Control is sitting in front of a bank of monitors, speaking softly into her headset. Eddie quickly strips out of the catering uniform, hanging it carefully back on its hanger; Wardrobe is kind of fussy about wrinkles when it's a short-term assignment like this. He changes back into his civvies, trying not to distract Control, who is directing another team. He takes out his earwig and returns it to its charger, glancing at the monitors as he goes. It looks like whatever was in the pill wasn't fast-acting, anyway, which was probably a good thing with Buck in the room. If their target had gone down right away, Buck would have probably jumped in to resuscitate. Always trying to be the hero.
Eddie slips out of the van, goes down a level in the parking garage to his truck, and drives home, where Carla is with Christopher. He'd been out for less than three hours, on his "date" with a woman who doesn't exist. Chris is already asleep. "Maybe next weekend," he tells Carla with a smile when she asks if he'll be seeing tonight's date again. "We didn't make firm plans. I'll let you know."
During their next shift, Buck looks a little squirrelly for the first couple of hours. Finally, he pulls Eddie aside after a call.
"Hey, man, what were you doing at the Westin last night? Waiting tables?" he asks in a hushed voice.
Eddie checks to make sure no one is near, and flashes an easy smile. "Everyone needs a side hustle, right?"
"I was going to come over to say hi, but, like, you totally disappeared."
"Yeah, they had me loading up the trays in the back. Hey, could you... could you not tell Cap? LAFD doesn't like us picking up other gigs on our downtime." Eddie puts on a bashful smile, a well-practiced aw-shucks grin, like a schoolboy who'd been caught in a harmless prank.
Buck frowns. "If you need help, like, financially..."
Eddie shakes his head hastily. He needs Buck to drop this. "Nah, man, I'm good. Just, you know, Christmas is coming, and Christopher is really growing like a weed these days." He changes the subject. "Hey, I saw Taylor won an award. Give her my congratulations."
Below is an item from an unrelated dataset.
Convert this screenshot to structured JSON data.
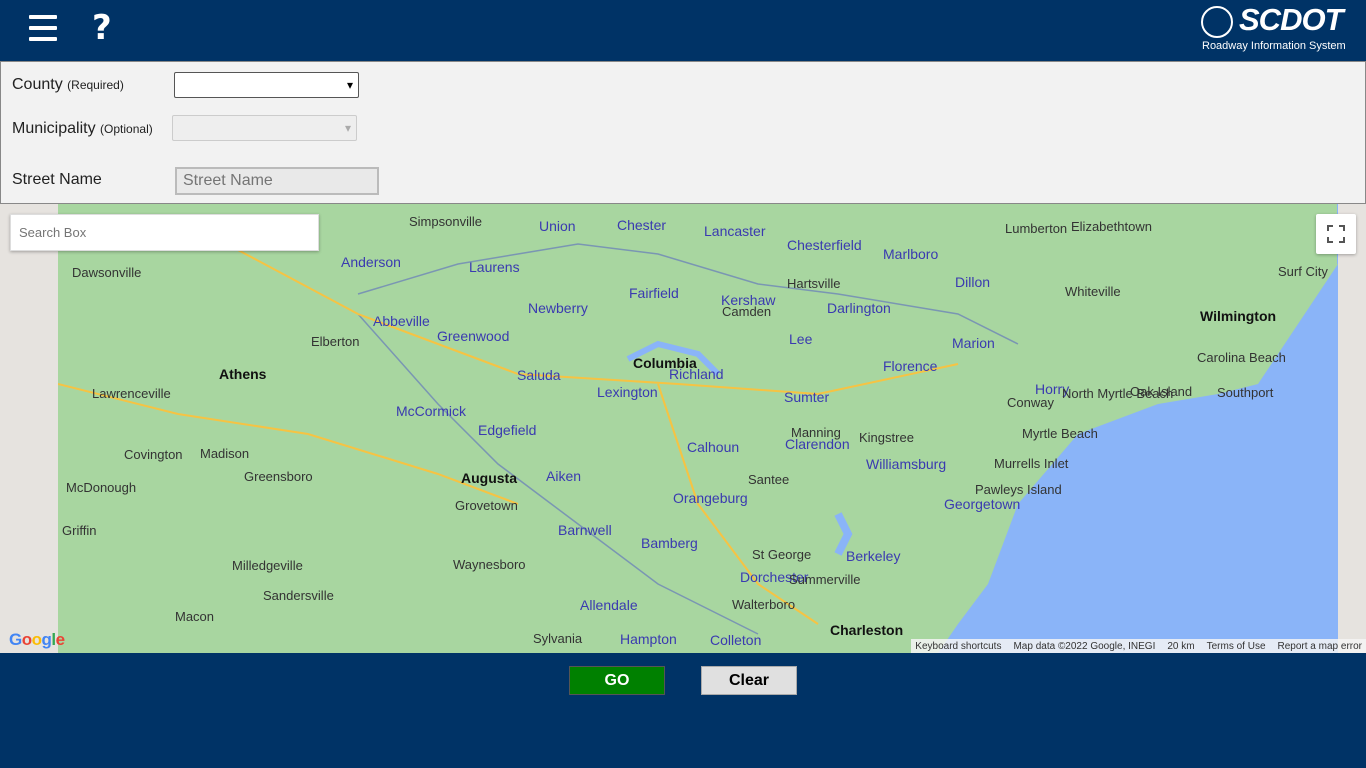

Buck grins, easily diverted into talking about how excited Taylor had been and what a boost it was going to be for her career. Eddie smiles at his friend and slightly wants to die, not only because of the detailed incident disclosure report he's going to have to file with the agency after all of this.
This is why he hates running jobs in LA. 12.5 million people, and yet.
Buck doesn't bring it up again, but the following weekend he takes Chris to the mall and returns with a new pair of sneakers and an oversized jacket for the boy. Eddie argues with him, but Buck won't let him pay him back.